Covid caution after allergy cases
Britain investigates whether coronavirus vaccine caused reactions in health workers
Britain’s medical regulator warned that people with a history of serious allergic reactions shouldn’t get the Covid-19 vaccine from Pfizer and BioNTech, and investigators looked into whether two reactions on the first day of the UK’s vaccination programme were linked to the shot.
The advice was issued on a “precautionary basis,” and the people who had the reactions had recovered, said Professor Stephen Powis, medical director for National Health Service in England.
Pfizer and BioNTech said they were working with investigators “to better understand each case and its causes.”
The companies also said data on their vaccine were “unlawfully accessed” during a cyberattack on the servers of the European Medicines Agency.
The Amsterdam-based agency, which is considering requests for conditional marketing authorisation for several coronavirus vaccines to be used in the European Union, said yesterday that it had been the target of a cyberattack.
The firms added that no BioNTech or Pfizer systems had been breached in connection with the incident and that they were not aware that any study participants had been identified as a result of the data being accessed.
Britain’s Medical and Healthcare Products Regulatory Agency said people should not receive the shot if they have had a significant allergic reaction to a vaccine, medicine or food, such as those who have been told to carry an adrenaline shot — such as an EpiPen or other similar devices — or others who have had potentially fatal allergic reactions. The medical regulator also said vaccinations should be carried out only in facilities that have resuscitation equipment.
Such advice isn’t uncommon; several vaccines already on the market carry warnings about allergic reactions, and doctors know to watch for them when people who’ve had reactions to drugs or vaccines in the past are given new products. The two people who reported reactions were NHS staff members who had a history of significant allergies and carried adrenaline shots. Both had serious reactions but recovered after treatment, the NHS said.
Stephen Evans, a professor of pharmacoepidemiology at the London School of Hygiene & Tropical Medicine, said the regulator had done the right thing, but the general public shouldn’t be worried about getting the vaccine. “One has to remember that even things like Marmite can cause unexpected severe allergic reactions,” he said.
Dr Ashish Jha, dean of the school of public health at Brown University, said he would advise patients who have had severe allergic reactions to other medicines or foods to delay vaccination if they can while the two cases in the UK are investigated. He would extend that advice to people who carry EpiPens.
“The cautionary approach is to say to people who have had severe reactions to other things, ‘just hold’,” Jha said.
He added: “There is going to be a deep dive into these two people who got an allergic reaction” to the vaccine.
Britain is the first country to approve the vaccine’s widespread use. Even in nonemergency situations, health authorities must closely monitor new vaccines and medications because studies in tens of thousands of people can’t detect a rare risk that would affect one in one million.

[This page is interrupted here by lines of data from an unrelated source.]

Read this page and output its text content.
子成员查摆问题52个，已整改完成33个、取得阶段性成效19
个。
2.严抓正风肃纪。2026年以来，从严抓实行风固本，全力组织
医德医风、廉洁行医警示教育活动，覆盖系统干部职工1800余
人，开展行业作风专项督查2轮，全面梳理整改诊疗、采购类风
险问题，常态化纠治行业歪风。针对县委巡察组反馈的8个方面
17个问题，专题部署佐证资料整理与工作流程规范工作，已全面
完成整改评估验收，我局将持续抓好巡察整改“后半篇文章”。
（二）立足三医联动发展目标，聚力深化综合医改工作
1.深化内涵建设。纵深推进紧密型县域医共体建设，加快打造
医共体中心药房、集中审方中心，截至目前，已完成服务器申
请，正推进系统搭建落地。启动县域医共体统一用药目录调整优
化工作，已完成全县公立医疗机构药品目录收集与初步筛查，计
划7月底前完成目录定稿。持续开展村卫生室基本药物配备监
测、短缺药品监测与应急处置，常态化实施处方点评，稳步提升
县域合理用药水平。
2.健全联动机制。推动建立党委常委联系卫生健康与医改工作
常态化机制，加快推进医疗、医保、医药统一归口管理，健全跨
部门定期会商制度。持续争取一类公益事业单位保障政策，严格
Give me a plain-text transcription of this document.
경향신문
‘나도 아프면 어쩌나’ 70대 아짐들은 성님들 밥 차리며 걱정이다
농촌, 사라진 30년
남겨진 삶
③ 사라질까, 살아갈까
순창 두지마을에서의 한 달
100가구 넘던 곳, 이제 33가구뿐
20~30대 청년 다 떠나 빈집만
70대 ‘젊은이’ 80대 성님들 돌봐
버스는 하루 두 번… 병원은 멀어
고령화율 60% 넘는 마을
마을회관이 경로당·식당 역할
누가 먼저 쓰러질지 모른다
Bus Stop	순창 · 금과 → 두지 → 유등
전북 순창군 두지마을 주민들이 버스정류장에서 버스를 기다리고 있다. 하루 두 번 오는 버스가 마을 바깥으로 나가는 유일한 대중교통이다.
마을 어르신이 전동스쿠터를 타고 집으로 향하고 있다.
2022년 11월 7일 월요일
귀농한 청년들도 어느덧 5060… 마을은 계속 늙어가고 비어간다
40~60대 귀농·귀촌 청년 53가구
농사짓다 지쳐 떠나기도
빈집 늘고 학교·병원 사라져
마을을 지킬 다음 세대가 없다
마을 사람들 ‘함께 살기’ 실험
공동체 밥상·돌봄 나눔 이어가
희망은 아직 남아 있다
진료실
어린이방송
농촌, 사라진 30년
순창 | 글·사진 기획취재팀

Late-stage trials of the vaccine found “no serious safety concerns,” Pfizer and BioNTech said.
More than 42,000 people have received two doses of the shot during those trials.
Detailed data from the vaccine’s trials showed potential allergic reactions in 0.63 per cent of those who received the vaccine, compared with 0.51 per cent of those who received the placebo. Reviewers from the US Food and Drug Administration called this a “slight numerical imbalance.”
Documents published by the two companies showed that people with a history of severe allergic reactions were excluded from the trials, and doctors were advised to look out for such reactions in trial participants who weren’t previously known to have severe allergies.
Dr June Raine, head of the medical regulatory agency, said: “We know from the very extensive clinical trials that this wasn’t a feature” of the vaccine.
Canada’s health regulator yesterday approved Pfizer’s vaccine, days ahead of possible approval in the United States, and say it hopes to start giving the shots next week.
Health Canada said the vaccine has received authorisation.
Canada is set to receive up to 249,000 doses this month and officials expect to start to administer 30,000 doses next week after an initial batch is shipped from
Belgium tomorrow.
“It is encouraging to see that our mRNA vaccine is now authorised in
Canada.
Following UK and Bahrain, it is the third country to approve use of our vaccine within a week,” said Sean Marett, BioNTech’s chief business and chief commercial officer.
Israel said it will begin vaccination on December 27.